- Anne Ripley (later Smith), from the 1903 yearbook of Wellesley College
- Born: Anne Robinson Ripley March 3, 1881 Moline, Illinois, U.S.
- Died: June 1, 1949 (aged 68) Akron, Ohio, U.S.
- Occupations: Writer, co-founder of Alcoholics Anonymous
- Spouse: Robert Holbrook Smith
- Relatives: Edward Payson Ripley (uncle)

= Anne Ripley Smith =

Co-founder of Alcoholics Anonymous

Anne Robinson Ripley Smith (March 3, 1881 – June 1, 1949) was a co-founder of Alcoholics Anonymous, along with her husband, Bob Smith, and Bill Wilson.

== Biography ==
Anne Ripley was born in Moline, Illinois, and raised in Oak Park, Illinois, the daughter of Joseph Trescott Ripley and Harriet Theresa Konantz Ripley. Railroad executive Edward Payson Ripley was her uncle. She graduated from Wellesley College in 1903. She married physician Robert Holbrook Smith in 1915, and they had two children. She died in 1949, at age 68.
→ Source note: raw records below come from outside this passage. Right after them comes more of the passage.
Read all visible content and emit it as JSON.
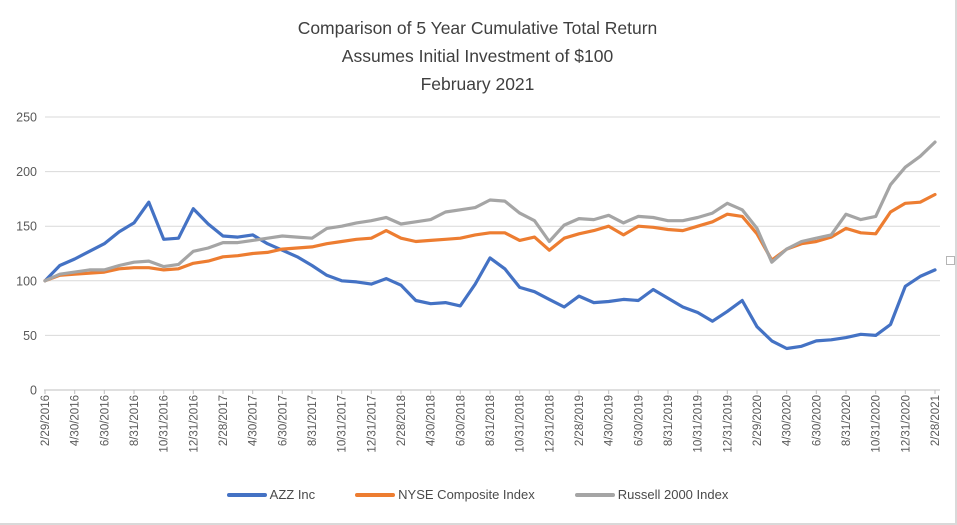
{
  "title": {
    "line1": "Comparison of 5 Year Cumulative Total Return",
    "line2": "Assumes Initial Investment of $100",
    "line3": "February 2021"
  },
  "chart_data": {
    "type": "line",
    "title": "Comparison of 5 Year Cumulative Total Return Assumes Initial Investment of $100 February 2021",
    "xlabel": "",
    "ylabel": "",
    "ylim": [
      0,
      250
    ],
    "y_ticks": [
      0,
      50,
      100,
      150,
      200,
      250
    ],
    "grid": "horizontal",
    "legend_position": "bottom",
    "points_per_label": 2,
    "x_labels": [
      "2/29/2016",
      "4/30/2016",
      "6/30/2016",
      "8/31/2016",
      "10/31/2016",
      "12/31/2016",
      "2/28/2017",
      "4/30/2017",
      "6/30/2017",
      "8/31/2017",
      "10/31/2017",
      "12/31/2017",
      "2/28/2018",
      "4/30/2018",
      "6/30/2018",
      "8/31/2018",
      "10/31/2018",
      "12/31/2018",
      "2/28/2019",
      "4/30/2019",
      "6/30/2019",
      "8/31/2019",
      "10/31/2019",
      "12/31/2019",
      "2/29/2020",
      "4/30/2020",
      "6/30/2020",
      "8/31/2020",
      "10/31/2020",
      "12/31/2020",
      "2/28/2021"
    ],
    "series": [
      {
        "name": "AZZ Inc",
        "color": "#4472C4",
        "values": [
          100,
          114,
          120,
          127,
          134,
          145,
          153,
          172,
          138,
          139,
          166,
          152,
          141,
          140,
          142,
          134,
          128,
          122,
          114,
          105,
          100,
          99,
          97,
          102,
          96,
          82,
          79,
          80,
          77,
          97,
          121,
          111,
          94,
          90,
          83,
          76,
          86,
          80,
          81,
          83,
          82,
          92,
          84,
          76,
          71,
          63,
          72,
          82,
          58,
          45,
          38,
          40,
          45,
          46,
          48,
          51,
          50,
          60,
          95,
          104,
          110
        ]
      },
      {
        "name": "NYSE Composite Index",
        "color": "#ED7D31",
        "values": [
          100,
          105,
          106,
          107,
          108,
          111,
          112,
          112,
          110,
          111,
          116,
          118,
          122,
          123,
          125,
          126,
          129,
          130,
          131,
          134,
          136,
          138,
          139,
          146,
          139,
          136,
          137,
          138,
          139,
          142,
          144,
          144,
          137,
          140,
          128,
          139,
          143,
          146,
          150,
          142,
          150,
          149,
          147,
          146,
          150,
          154,
          161,
          159,
          143,
          119,
          129,
          134,
          136,
          140,
          148,
          144,
          143,
          163,
          171,
          172,
          179
        ]
      },
      {
        "name": "Russell 2000 Index",
        "color": "#A5A5A5",
        "values": [
          100,
          106,
          108,
          110,
          110,
          114,
          117,
          118,
          113,
          115,
          127,
          130,
          135,
          135,
          137,
          139,
          141,
          140,
          139,
          148,
          150,
          153,
          155,
          158,
          152,
          154,
          156,
          163,
          165,
          167,
          174,
          173,
          162,
          155,
          136,
          151,
          157,
          156,
          160,
          153,
          159,
          158,
          155,
          155,
          158,
          162,
          171,
          165,
          148,
          117,
          129,
          136,
          139,
          142,
          161,
          156,
          159,
          188,
          204,
          214,
          227
        ]
      }
    ]
  }
}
== Alcoholics Anonymous ==
Anne Smith's influence in Alcoholics Anonymous became widely known through her publication, Anne Smith's Journal, 1933-1939. She compiled and shared with early participants and their families the materials that comprised the early Alcoholics Anonymous's spiritual program—the Bible, Quiet Time, the teachings of Sam Shoemaker, the principles of the Oxford Group, and Christian literature of the day. Smith also became one of the first members of the Al-Anon mutual aid organization when another founder, the wife of Bill W., Lois Wilson, visited her in Akron, Ohio. Al-Anon officially began in 1951, after Anne Smith's death.